How to Become Emotionally Mature

Does every little thing set you off? When people are rude to you, do you dwell on it and think of ways to get back at them? Do your family and friends have to walk on eggshells around you, for fear of offending you? Don't take life so seriously. Take it easy. Learn to smile and give people a break. Become emotionally mature.

Instructions
Difficulty: Moderately Challenging

Step1
Avoid getting easily offended. Immature, selfish people allow the behavior of others to make theme feel bad. They constantly dwell on who hurt and mistreated them but they never concern themselves with the people they have offended. Stop carrying anger or resentment in your heart against a person who more than likely didn't realize their actions or conduct caused you pain.

Step2
Stop giving your joy away. Everyday we are faced with circumstances beyond our control with the potential to rob us of our happiness. Are you going to give your joy away because someone cut you off in traffic? Are you going to give your joy away because the cashier at the grocery store was rude to you? If you keep doing that, at the end of the day you will have no joy left and the people you love the most will suffer because of it. Quit allowing strangers, people you will never see again, take your peace away.

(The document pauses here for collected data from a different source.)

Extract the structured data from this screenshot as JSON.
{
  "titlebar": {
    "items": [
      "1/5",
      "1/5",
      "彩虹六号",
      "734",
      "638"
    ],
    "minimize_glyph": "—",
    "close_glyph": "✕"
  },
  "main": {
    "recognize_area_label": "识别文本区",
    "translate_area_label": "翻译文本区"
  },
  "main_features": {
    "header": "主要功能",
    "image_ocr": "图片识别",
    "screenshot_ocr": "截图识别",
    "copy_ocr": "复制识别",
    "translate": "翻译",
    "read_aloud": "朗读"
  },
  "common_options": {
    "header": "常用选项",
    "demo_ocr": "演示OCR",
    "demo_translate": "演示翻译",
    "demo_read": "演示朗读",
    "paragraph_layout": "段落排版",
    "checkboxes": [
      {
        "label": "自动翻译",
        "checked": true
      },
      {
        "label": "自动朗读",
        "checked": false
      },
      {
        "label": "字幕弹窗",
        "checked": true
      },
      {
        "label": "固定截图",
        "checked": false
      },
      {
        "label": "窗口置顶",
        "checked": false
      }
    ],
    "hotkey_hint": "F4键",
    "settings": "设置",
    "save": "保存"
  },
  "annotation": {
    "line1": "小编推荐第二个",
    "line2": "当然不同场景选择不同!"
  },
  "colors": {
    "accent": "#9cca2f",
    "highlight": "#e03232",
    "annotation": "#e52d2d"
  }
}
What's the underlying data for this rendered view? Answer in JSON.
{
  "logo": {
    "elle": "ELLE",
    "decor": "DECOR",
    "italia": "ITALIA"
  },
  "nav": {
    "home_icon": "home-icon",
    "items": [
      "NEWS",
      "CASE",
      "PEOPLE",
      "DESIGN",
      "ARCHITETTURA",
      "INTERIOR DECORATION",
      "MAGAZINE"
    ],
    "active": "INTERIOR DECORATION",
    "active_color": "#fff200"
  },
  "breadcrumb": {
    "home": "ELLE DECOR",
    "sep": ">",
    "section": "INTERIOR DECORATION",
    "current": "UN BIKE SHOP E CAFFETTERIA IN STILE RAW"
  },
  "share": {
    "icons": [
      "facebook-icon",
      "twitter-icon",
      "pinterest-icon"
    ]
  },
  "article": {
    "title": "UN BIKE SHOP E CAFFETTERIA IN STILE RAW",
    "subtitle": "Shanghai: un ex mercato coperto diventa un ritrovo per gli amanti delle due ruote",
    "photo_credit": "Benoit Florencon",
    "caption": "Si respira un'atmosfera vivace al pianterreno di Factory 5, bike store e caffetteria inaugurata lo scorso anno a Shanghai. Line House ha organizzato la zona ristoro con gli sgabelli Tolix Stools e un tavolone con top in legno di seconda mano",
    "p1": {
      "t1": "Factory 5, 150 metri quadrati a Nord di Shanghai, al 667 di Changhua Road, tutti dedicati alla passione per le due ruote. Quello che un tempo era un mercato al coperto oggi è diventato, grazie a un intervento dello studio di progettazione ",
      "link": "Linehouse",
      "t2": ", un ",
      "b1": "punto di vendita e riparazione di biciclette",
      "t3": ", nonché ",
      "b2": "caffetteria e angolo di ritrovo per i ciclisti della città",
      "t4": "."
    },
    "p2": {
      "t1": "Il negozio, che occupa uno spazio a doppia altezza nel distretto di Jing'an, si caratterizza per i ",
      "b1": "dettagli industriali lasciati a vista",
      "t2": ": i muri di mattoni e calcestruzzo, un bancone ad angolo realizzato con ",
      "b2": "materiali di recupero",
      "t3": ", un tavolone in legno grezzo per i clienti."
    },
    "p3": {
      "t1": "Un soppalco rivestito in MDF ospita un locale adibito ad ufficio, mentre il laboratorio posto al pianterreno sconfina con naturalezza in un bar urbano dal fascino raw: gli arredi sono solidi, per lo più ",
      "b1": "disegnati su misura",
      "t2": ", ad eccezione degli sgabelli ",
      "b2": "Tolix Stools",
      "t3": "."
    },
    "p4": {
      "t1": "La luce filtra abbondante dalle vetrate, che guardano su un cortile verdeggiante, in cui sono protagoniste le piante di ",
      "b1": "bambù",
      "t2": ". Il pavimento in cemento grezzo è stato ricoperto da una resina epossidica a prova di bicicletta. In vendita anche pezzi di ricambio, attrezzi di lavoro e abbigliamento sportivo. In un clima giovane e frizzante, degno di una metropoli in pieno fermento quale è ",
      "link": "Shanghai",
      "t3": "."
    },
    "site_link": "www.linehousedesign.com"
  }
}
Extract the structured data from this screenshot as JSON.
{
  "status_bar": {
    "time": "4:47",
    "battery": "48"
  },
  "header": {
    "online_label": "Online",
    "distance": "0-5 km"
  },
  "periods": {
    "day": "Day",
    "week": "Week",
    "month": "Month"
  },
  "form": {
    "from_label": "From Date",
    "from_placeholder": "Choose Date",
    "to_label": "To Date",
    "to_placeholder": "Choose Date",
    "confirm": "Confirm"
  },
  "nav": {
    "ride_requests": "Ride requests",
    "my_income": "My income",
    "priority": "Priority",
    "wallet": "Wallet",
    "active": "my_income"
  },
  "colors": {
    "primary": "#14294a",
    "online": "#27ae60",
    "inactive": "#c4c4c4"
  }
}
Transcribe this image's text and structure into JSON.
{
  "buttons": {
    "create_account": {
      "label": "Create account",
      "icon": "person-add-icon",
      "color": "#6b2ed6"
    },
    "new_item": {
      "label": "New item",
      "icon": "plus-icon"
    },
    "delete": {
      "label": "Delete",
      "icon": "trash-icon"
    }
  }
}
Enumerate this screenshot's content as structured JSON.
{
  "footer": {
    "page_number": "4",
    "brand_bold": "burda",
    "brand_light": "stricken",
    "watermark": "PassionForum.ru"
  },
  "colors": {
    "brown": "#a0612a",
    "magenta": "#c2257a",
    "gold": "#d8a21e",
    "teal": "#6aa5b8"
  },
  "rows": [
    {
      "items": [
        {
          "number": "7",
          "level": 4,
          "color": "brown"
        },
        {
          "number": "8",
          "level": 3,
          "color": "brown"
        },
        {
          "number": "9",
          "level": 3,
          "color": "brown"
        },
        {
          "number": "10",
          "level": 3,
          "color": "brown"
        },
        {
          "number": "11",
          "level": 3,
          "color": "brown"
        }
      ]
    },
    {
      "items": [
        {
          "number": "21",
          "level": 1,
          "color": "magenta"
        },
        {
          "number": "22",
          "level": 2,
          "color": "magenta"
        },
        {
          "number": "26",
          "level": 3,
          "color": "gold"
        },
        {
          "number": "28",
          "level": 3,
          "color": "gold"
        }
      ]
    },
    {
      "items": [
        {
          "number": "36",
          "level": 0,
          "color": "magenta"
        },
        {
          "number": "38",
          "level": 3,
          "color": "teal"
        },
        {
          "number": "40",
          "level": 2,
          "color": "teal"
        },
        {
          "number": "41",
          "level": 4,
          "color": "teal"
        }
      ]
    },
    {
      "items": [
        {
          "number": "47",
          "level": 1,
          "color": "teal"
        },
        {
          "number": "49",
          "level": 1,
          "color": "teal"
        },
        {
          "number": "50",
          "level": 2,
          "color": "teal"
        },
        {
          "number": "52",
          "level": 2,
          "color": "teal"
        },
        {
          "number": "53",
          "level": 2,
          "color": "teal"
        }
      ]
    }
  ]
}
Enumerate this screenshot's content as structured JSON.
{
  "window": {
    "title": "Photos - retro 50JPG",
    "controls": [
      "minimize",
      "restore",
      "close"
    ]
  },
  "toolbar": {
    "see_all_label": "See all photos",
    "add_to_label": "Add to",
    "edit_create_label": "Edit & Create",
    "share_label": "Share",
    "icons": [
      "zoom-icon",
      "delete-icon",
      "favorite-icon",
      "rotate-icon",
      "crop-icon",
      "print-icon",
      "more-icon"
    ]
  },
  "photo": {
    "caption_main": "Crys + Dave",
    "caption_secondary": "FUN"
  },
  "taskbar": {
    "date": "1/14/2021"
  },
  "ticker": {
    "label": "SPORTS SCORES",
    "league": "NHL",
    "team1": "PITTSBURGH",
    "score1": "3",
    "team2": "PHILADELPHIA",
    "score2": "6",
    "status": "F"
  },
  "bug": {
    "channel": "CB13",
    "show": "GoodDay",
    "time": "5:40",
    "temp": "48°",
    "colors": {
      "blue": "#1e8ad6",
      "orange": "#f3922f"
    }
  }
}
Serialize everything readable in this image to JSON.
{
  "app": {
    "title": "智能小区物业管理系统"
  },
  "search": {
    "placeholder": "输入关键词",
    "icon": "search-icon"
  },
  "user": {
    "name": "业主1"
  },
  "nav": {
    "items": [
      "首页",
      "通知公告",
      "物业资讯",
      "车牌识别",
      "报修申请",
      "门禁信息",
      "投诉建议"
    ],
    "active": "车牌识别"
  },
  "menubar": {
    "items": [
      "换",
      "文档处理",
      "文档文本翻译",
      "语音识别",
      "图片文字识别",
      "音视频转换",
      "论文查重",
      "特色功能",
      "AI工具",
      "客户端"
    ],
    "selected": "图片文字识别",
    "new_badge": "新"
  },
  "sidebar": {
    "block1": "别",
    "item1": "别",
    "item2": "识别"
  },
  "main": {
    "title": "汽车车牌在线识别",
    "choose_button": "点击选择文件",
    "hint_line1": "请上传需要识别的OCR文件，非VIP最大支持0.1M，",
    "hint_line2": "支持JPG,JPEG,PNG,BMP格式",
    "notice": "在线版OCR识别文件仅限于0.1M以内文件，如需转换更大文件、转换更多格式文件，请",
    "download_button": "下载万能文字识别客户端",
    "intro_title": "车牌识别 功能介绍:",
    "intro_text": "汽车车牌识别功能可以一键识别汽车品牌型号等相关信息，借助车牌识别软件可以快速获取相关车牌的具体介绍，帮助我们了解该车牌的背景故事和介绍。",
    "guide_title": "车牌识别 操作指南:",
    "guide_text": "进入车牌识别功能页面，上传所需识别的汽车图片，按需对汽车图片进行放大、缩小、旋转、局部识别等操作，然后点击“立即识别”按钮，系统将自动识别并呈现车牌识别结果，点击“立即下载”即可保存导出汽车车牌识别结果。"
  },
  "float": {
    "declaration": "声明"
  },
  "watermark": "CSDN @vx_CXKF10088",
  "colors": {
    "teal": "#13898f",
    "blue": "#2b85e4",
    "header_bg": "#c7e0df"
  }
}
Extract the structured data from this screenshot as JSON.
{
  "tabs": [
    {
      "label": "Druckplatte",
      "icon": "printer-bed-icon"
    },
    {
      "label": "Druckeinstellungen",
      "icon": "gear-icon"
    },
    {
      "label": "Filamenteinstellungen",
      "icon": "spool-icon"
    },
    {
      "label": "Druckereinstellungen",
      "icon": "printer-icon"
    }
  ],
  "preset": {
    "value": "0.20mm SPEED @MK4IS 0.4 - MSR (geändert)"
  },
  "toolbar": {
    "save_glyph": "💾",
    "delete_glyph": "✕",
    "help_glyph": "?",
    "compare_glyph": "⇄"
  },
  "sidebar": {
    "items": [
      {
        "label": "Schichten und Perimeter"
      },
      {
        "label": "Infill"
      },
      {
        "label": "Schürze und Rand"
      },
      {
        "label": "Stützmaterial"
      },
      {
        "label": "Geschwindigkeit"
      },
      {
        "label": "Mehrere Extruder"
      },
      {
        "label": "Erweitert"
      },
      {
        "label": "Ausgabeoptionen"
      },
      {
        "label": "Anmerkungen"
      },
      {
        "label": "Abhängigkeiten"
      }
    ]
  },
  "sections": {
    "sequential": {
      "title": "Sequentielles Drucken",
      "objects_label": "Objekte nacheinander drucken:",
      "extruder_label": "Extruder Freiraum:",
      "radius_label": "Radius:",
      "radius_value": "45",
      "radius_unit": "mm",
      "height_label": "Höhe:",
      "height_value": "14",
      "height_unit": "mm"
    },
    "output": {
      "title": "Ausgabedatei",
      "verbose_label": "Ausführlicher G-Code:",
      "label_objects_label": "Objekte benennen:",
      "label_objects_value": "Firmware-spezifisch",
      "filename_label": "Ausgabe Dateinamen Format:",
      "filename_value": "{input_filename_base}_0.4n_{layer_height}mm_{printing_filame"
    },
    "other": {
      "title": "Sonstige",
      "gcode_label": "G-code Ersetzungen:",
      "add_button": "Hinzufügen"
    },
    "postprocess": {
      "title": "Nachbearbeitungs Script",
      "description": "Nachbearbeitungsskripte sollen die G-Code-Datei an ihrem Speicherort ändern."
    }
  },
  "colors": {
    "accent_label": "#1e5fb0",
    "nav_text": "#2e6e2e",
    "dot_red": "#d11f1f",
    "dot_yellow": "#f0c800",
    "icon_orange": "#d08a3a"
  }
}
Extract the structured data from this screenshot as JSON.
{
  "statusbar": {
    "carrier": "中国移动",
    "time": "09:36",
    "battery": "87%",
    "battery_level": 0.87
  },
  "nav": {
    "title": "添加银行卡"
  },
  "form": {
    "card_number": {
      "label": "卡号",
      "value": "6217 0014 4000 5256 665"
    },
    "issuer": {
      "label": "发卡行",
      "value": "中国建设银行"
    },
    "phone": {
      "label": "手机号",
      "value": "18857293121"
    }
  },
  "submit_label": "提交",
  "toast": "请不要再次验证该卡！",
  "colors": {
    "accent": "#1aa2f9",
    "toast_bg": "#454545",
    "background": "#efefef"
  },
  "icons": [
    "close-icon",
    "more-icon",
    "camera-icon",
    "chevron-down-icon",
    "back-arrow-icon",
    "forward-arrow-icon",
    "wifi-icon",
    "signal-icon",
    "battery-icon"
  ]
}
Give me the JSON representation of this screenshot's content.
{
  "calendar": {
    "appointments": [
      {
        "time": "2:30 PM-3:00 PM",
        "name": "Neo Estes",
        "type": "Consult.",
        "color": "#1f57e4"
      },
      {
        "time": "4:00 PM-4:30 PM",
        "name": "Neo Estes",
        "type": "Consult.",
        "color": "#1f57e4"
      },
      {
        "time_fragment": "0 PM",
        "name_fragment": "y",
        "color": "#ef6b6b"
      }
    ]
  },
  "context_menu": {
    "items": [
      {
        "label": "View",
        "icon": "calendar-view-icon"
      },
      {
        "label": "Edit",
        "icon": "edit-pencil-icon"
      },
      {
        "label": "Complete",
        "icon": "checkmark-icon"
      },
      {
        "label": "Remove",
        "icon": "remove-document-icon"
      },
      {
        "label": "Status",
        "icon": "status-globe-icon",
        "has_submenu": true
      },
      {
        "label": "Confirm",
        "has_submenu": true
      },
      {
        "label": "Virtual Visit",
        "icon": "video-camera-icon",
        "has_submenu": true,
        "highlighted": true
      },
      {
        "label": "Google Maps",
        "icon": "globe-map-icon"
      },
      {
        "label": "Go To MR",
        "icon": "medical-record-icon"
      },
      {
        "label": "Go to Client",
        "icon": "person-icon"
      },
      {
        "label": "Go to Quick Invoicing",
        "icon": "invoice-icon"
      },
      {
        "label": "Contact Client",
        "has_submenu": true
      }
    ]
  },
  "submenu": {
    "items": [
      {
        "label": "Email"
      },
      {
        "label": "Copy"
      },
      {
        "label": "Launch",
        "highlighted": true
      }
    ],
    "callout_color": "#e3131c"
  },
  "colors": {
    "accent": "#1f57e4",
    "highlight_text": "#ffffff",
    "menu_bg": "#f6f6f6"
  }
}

Make up your mind you are not going to get aggravated because another person is having a bad day or has bad manners. Be determined to stay in peace.
Step3
Use reason to govern your actions, instead of emotion. Do not allow your feelings or emotions to control you. If you continue letting your emotions rule you, you will never be free as there will always be something or someone to keep you on edge.

Step4
Do not bite the bait. The enemy loves to push our buttons and he uses people to trap us into mediocrity, but reacting the same way is just another trip around the same mountain. Cultivate a new way to react and watch how the people who love to aggravate you lose their power over you.

Attitude is determined by prides and prejudices, desires and ambitions, priorities and preferences, needs and compulsions.